Packaging criteria also can become costly, he said.
“There’s not a cumulative discussion or recollection of how each of these levels of regulation impact the cumulative market,” Spiker said. “Everything you do in the regulatory realm is another thing that separates you from the illegal that doesn’t give two [hoots].”
Despite all that, California is on pace to eclipse $5.2 billion in sales this year. If the quarter-over-quarter numbers continue to grow, that figure will be higher.
In 2019 a projection, Arcview Group—a vertically integrated company servicing the cannabis and hemp industry with market research—forecasted California consumer spending on legal cannabis to reach $7.2 billion in 2024 with a 19% compound annual growth rate during the next five years of the forecast.
But if California continues to report record sales quarters, that $7.2-billion projection could be realized much sooner.
“I think that there’s those who will be like, ‘Ah, we’re getting there.
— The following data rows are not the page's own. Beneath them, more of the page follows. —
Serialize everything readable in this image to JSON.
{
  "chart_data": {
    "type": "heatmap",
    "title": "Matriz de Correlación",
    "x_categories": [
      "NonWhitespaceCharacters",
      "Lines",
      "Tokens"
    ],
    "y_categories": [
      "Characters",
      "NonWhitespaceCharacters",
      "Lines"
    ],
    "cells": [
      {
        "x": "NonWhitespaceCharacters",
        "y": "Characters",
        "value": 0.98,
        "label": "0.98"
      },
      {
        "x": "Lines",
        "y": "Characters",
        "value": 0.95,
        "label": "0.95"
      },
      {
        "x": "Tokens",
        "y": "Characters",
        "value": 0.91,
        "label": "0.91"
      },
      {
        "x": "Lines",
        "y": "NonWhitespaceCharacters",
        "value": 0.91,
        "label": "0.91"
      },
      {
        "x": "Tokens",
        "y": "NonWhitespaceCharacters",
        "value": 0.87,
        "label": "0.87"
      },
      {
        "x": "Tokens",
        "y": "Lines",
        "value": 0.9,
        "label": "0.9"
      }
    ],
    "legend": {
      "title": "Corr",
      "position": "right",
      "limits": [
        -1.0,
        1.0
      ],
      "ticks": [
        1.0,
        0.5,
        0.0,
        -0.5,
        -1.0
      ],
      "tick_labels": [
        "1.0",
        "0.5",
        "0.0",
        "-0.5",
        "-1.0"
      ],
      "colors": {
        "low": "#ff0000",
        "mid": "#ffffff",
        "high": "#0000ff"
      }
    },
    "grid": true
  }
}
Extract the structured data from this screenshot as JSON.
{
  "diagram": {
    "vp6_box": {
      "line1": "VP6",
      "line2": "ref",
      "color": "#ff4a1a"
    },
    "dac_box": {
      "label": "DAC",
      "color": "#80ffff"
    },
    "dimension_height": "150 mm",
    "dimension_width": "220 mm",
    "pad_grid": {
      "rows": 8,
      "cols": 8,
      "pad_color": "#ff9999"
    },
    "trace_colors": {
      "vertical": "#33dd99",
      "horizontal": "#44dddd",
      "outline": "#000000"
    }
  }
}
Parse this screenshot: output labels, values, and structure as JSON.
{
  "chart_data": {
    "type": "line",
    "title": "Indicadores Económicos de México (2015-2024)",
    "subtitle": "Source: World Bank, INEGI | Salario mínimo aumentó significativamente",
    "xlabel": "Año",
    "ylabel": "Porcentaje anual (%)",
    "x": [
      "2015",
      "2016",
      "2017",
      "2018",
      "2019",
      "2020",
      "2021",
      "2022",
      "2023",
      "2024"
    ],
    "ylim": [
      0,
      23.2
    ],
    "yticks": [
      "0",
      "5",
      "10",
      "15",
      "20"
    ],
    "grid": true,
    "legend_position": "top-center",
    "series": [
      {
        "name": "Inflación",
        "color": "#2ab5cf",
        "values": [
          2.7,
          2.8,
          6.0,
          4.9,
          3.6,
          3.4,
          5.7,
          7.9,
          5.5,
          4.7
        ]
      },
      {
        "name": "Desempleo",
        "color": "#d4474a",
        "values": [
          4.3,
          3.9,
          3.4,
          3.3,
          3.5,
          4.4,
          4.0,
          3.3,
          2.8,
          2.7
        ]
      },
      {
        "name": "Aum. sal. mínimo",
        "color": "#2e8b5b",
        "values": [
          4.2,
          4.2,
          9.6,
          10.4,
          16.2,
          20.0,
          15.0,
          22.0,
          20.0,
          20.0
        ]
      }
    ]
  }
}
We’re getting there,’” Spiker said about rising dollar figures being a sign of an improving legal market.
“[Bull]. We’re not getting there,” he said. “Or we’re getting there so slowly that the adverse is happening; we’re seeing more and more cannabis operators that either don’t want to enter the legal realm or tried being in the legal realm and, because it was too costly, they couldn’t survive and they’re back to doing things the way they used to.”
Industry stakeholders have yet to get enough decision-makers at the state level to weigh all sides of the equation, he said.